If it ain’t broke – make it even better. What Singapore is doing with its education system.

Based in a country with a largely Confucian approach to education, Singapore schools and teachers enjoy great respect and support from the community.  Measures of success are high, by the usual metrics of literacy, numeracy, standards of behaviour and high-end achievement.  As the system here was built  – like nearly everything –  from a very low base over the last 50 year, nothing has happened by accident.  It’s all been part of the grand strategic plan for Singapore, carefully designed to make and keep the country competitive and successful in the modern global economy.  As a tiny country with very few natural resources, the talent and capabilities of Singaporeans has been the bedrock of the country’s success, and so education has always been and remains a top priority.

When you are winning a game it takes some courage to suggest that perhaps there is a better game to play.  Singapore is doing just that.

The education system is highly competitive, with frequent and public grades being used within and across schools to determine access to various streams at various points.  This system frequently tops the international OECD PISA scores, as the graphic shows.  We should therefore see the recent statement that ‘Learning is not a competition’ by Minister for Education Ong Ye Kung as more than a politician’s passing whim (as it might be in other countries). That the Ministry of Education (MOE) is looking to discourage competition shows a genuine and perhaps surprising desire for a change of direction. While the measures announced are relatively modest (schools will no longer indicate class rankings, for example) that Ong’s message follows his predecessor Ng Chee Meng’s emphasis on active Imagination, collective Inquisitiveness, and rich Interconnections indicates the continuity of message.  So much so that Adrian Kuah Senior Research Fellow at the Lee Kuan Yew School of Public Policy has described it as a consistent and concerted attempt to transform the education system.

That really intrigued me, because when a couple of years ago I asked a very senior retired Singaporean civil servant about educational change, he said there were too many entrenched interests in the very successful system to change.  But it seems he was wrong, and Singapore is indeed exploring the territory that some national and international schools and systems are occupy.  Reducing competition in a competitive system is very difficult, because if you are in it, winning seems to be the whole point; coming in the top 20% and getting a place at the best Colleges, say, becomes the whole purpose of school.  In the most extreme case the exams are taken to a nationally disruptive level, as if the country was there to support exams rather than the other way around.  We see the same thing writ large in global politics, where winning seems to have become the purpose in itself, rather than the means to a  greater good.

Unlike certain electoral politics however, Singapore plays the long game; there will be no radical change. Instead it will be a slow, step-by-step process of nudging an education system into the sorts of structures that can support students to develop increasingly complex skills. The current high-stakes primary school leaving exams are still in place, but taking Ong Ye Kung’s statement at face value, I wonder how long before that too comes into question.

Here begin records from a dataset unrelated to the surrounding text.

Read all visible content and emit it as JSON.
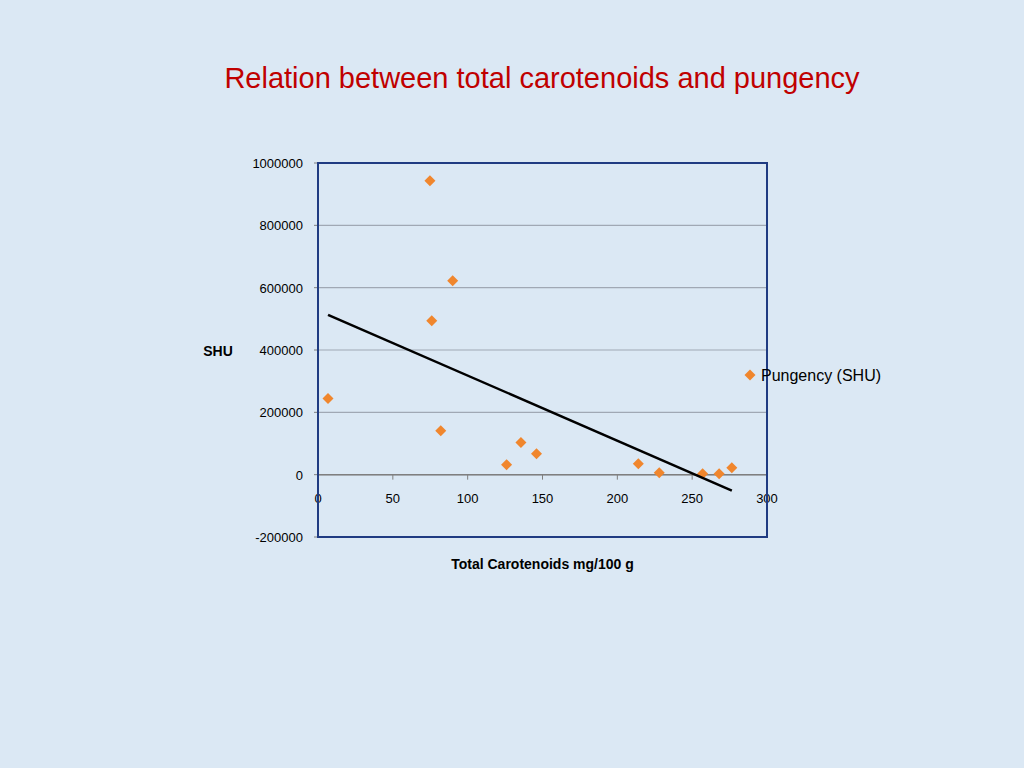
{
  "chart_data": {
    "type": "scatter",
    "title": "Relation between total carotenoids and pungency",
    "x_label": "Total Carotenoids mg/100 g",
    "y_label": "SHU",
    "x": [
      6.7,
      74.8,
      76,
      90,
      82,
      126,
      135.6,
      146,
      214,
      228,
      257,
      268,
      276.5
    ],
    "series": [
      {
        "name": "Pungency (SHU)",
        "color": "#f0862d",
        "marker": "diamond",
        "values": [
          244000,
          943000,
          494000,
          622000,
          141000,
          32000,
          103000,
          67000,
          35000,
          6000,
          3000,
          3000,
          22000
        ]
      }
    ],
    "trend_line": {
      "color": "#000000",
      "x": [
        6.7,
        276.5
      ],
      "values": [
        513000,
        -51000
      ]
    },
    "xlim": [
      0,
      300
    ],
    "xticks": [
      0,
      50,
      100,
      150,
      200,
      250,
      300
    ],
    "ylim": [
      -200000,
      1000000
    ],
    "yticks": [
      -200000,
      0,
      200000,
      400000,
      600000,
      800000,
      1000000
    ],
    "grid": true,
    "legend": "right"
  }
}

Kuah’s analysis of this change describes it as disconcerting but necessary.  The disconcering part arises because this is not a minor technical change of syllabus, butan adaptive change of values and even relationships.  It is, ultimately, a moral endeavour.  It’s worth quoting him at length:

The complex enterprise of raising a child, a dynamic collaboration between home and family, cannot be gauged by the simple measure of the examination and the grade, convenient and easy though it may be to rely on them…. these changes challenge us to level up as parents and teachers. They require us to raise, guide, mentor and develop our children without cleaving to distorting, single-dimension measures….for these changes to work, we – as parents, teachers, employers and so forth – need to respond by embracing these changes and rethinking our own approaches to parenting, educating and hiring.

I see it as little short of inspirational that a country already excelling in narrow measures is not willing to sell its children short by remaining narrow, and that it is moving toward the oft-quoted advice – don’t compare yourself to someone else today; compare yourself to who you were yesterday.  There’s no doubt that academic excellence will rightly continue to be high up on the agenda, but it looks to be heading towards a broader more thoughtful manifestation.